McClain was unarmed when a passerby reported him to emergency services as someone who could be “sketchy.” He was holding a plastic grocery bag containing cans of iced tea, listening to music with his ear buds and wearing a black ski mask, according to an Aug. 27 grand jury indictment of the police officers and paramedics who were at the scene. Weiser announced Sept. 1 that the three police officers and two paramedics had been indicted on 32 counts.

One of the officers, Randy Roedema, said McClain had tried to reach for a weapon held by Jason Rosenblatt, another officer at the scene. Rosenblatt later said he “did not feel any contact with his service weapon.” As McClain fell into and out of consciousness, at one point vomiting into his mask, the officers called in paramedics, who administered ketamine.

McClain suffered brain death and was removed from life support three days after the incident.

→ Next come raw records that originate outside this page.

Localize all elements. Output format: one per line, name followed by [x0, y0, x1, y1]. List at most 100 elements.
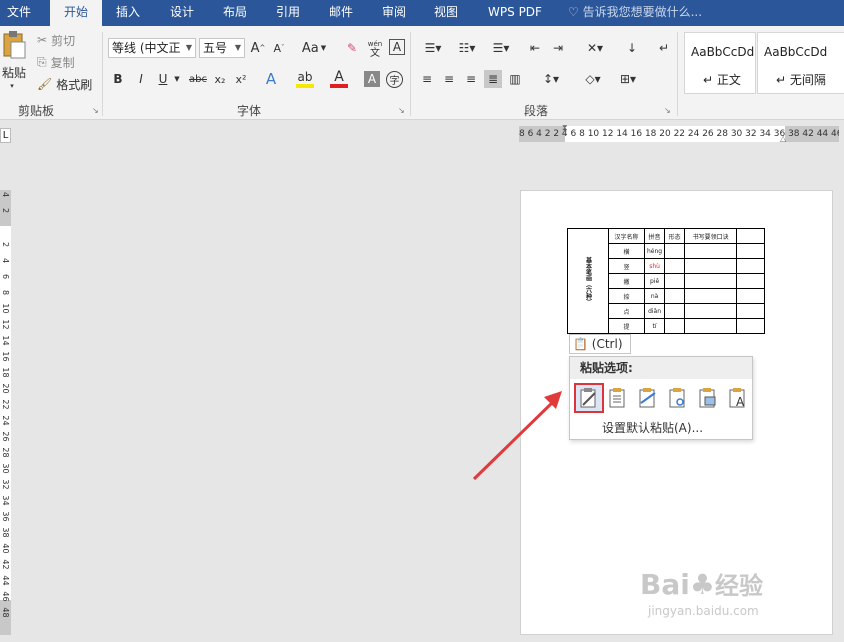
underline-button[interactable]: U: [155, 70, 171, 88]
character-shading-icon[interactable]: A: [364, 71, 380, 87]
line-spacing-icon[interactable]: ↕▾: [537, 70, 565, 88]
clipboard-icon: 📋: [573, 337, 588, 351]
clipboard-launcher-icon[interactable]: ↘: [92, 106, 99, 115]
separator: [677, 32, 678, 116]
cut-label: 剪切: [51, 33, 76, 48]
table-header: 形态: [664, 228, 686, 244]
phonetic-char: 文: [370, 48, 380, 59]
table-cell: 捺: [608, 288, 645, 304]
tab-references[interactable]: 引用: [266, 0, 310, 26]
tab-view[interactable]: 视图: [424, 0, 468, 26]
superscript-button[interactable]: x²: [233, 70, 249, 88]
multilevel-list-icon[interactable]: ☰▾: [486, 38, 516, 58]
ruler-number: 44: [1, 575, 10, 586]
paste-dropdown-icon[interactable]: ▾: [4, 81, 20, 91]
table-header: [736, 228, 766, 244]
increase-indent-icon[interactable]: ⇥: [549, 38, 567, 58]
scissors-icon: ✂: [37, 33, 48, 47]
shrink-font-icon[interactable]: Aˇ: [271, 38, 287, 58]
style-no-spacing[interactable]: AaBbCcDd ↵ 无间隔: [757, 32, 844, 94]
format-painter-button[interactable]: 🖌 格式刷: [37, 76, 92, 92]
copy-button[interactable]: ⎘ 复制: [37, 54, 75, 70]
table-cell: [736, 258, 766, 274]
shading-icon[interactable]: ◇▾: [579, 70, 607, 88]
table-cell: [664, 303, 686, 319]
tab-design[interactable]: 设计: [160, 0, 204, 26]
ruler-number: 28: [1, 447, 10, 458]
font-name-value: 等线 (中文正: [112, 41, 181, 55]
italic-button[interactable]: I: [133, 70, 149, 88]
clipboard-icon: [3, 31, 26, 59]
keep-text-only-icon[interactable]: A: [726, 385, 750, 411]
highlight-color-icon[interactable]: ab: [296, 70, 314, 88]
tab-mailings[interactable]: 邮件: [319, 0, 363, 26]
tab-review[interactable]: 审阅: [372, 0, 416, 26]
paragraph-launcher-icon[interactable]: ↘: [664, 106, 671, 115]
text-effects-icon[interactable]: A: [262, 70, 280, 88]
style-name: ↵ 无间隔: [776, 73, 826, 87]
merge-formatting-icon[interactable]: [606, 385, 630, 411]
right-indent-marker-icon[interactable]: △: [780, 134, 786, 143]
link-keep-source-icon[interactable]: [666, 385, 690, 411]
show-marks-icon[interactable]: ↵: [655, 38, 673, 58]
font-color-icon[interactable]: A: [330, 69, 348, 88]
style-normal[interactable]: AaBbCcDd ↵ 正文: [684, 32, 756, 94]
style-preview: AaBbCcDd: [764, 45, 828, 59]
indent-marker-icon[interactable]: ⧗: [562, 123, 568, 133]
font-size-combo[interactable]: 五号 ▼: [199, 38, 245, 58]
separator: [410, 32, 411, 116]
chinese-layout-icon[interactable]: ✕▾: [580, 38, 610, 58]
ribbon: 粘贴 ▾ ✂ 剪切 ⎘ 复制 🖌 格式刷 剪贴板 ↘ 等线 (中文正 ▼ 五号 ▼ …: [0, 26, 844, 120]
distributed-icon[interactable]: ▥: [506, 70, 524, 88]
set-default-paste-link[interactable]: 设置默认粘贴(A)...: [602, 419, 703, 436]
grow-font-icon[interactable]: A ^: [250, 38, 266, 58]
use-destination-styles-icon[interactable]: [636, 385, 660, 411]
paste-label[interactable]: 粘贴: [0, 64, 28, 80]
tab-home[interactable]: 开始: [50, 0, 102, 26]
subscript-button[interactable]: x₂: [212, 70, 228, 88]
format-painter-label: 格式刷: [56, 77, 93, 92]
align-center-icon[interactable]: ≡: [440, 70, 458, 88]
font-name-combo[interactable]: 等线 (中文正 ▼: [108, 38, 196, 58]
tell-me-box[interactable]: ♡ 告诉我您想要做什么...: [568, 0, 702, 26]
annotation-arrow-icon: [472, 391, 562, 481]
change-case-button[interactable]: Aa ▼: [300, 38, 328, 58]
watermark-url: jingyan.baidu.com: [648, 604, 759, 618]
tab-insert[interactable]: 插入: [106, 0, 150, 26]
ruler-number: 48: [1, 607, 10, 618]
align-left-icon[interactable]: ≡: [418, 70, 436, 88]
clear-formatting-icon[interactable]: ✎: [343, 38, 361, 58]
svg-text:A: A: [736, 395, 745, 409]
strikethrough-button[interactable]: abc: [187, 70, 209, 88]
separator: [102, 32, 103, 116]
align-right-icon[interactable]: ≡: [462, 70, 480, 88]
enclose-characters-button[interactable]: 字: [386, 71, 403, 88]
tab-file[interactable]: 文件: [0, 0, 38, 26]
table-cell: [736, 318, 766, 334]
paste-picture-icon[interactable]: [696, 385, 720, 411]
font-launcher-icon[interactable]: ↘: [398, 106, 405, 115]
underline-dropdown-icon[interactable]: ▼: [172, 70, 182, 88]
numbering-icon[interactable]: ☷▾: [452, 38, 482, 58]
bold-button[interactable]: B: [110, 70, 126, 88]
justify-icon[interactable]: ≣: [484, 70, 502, 88]
paste-button[interactable]: [0, 30, 28, 60]
sort-icon[interactable]: ↓: [623, 38, 641, 58]
cut-button[interactable]: ✂ 剪切: [37, 32, 75, 48]
tab-layout[interactable]: 布局: [213, 0, 257, 26]
character-border-button[interactable]: A: [389, 39, 405, 55]
table-cell: [664, 318, 686, 334]
borders-icon[interactable]: ⊞▾: [613, 70, 643, 88]
tab-wps-pdf[interactable]: WPS PDF: [480, 0, 550, 26]
paste-options-button[interactable]: 📋 (Ctrl) ▼: [569, 334, 631, 368]
ruler-number: 34: [1, 495, 10, 506]
phonetic-guide-button[interactable]: wén 文: [365, 38, 385, 60]
bullets-icon[interactable]: ☰▾: [418, 38, 448, 58]
change-case-label: Aa: [301, 40, 319, 56]
table-cell: [684, 258, 738, 274]
document-table[interactable]: 基本笔画（六种） 汉字名称 拼音 形态 书写要领口诀 横 héng 竖 shù …: [567, 228, 766, 334]
decrease-indent-icon[interactable]: ⇤: [526, 38, 544, 58]
table-cell: 提: [608, 318, 645, 334]
tab-selector[interactable]: L: [0, 128, 11, 143]
vertical-ruler[interactable]: 4 2 2 4 6 8 10 12 14 16 18 20 22 24 26 2…: [0, 190, 11, 635]
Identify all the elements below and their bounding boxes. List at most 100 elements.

McClain’s death pushed Colorado Gov. Jared Polis (D) to sign a police accountability law that, most notably, banned the use of chokeholds. A month later, Aurora’s interim police chief fired three officers who mocked McClain’s death in a reenactment.

Three Colorado police officers were fired on July 3 after they shared photographs of themselves re-enacting a chokehold officers used to subdue Elijah McClain. (Reuters)

Aurora Mayor Mike Coffman said Wednesday that the city’s fire and police chiefs had been working to resolve the problems raised by the investigation. “We will achieve an outcome that respects the rights of everyone who lives and works in our diverse community.”

McClain’s mother, Sheneen McClain, participated in the investigation and welcomed the findings, according to the Associated Press. “It’s just terrible that it takes my son’s death for Aurora police to change what they’ve been doing for a long time in this community,” she said.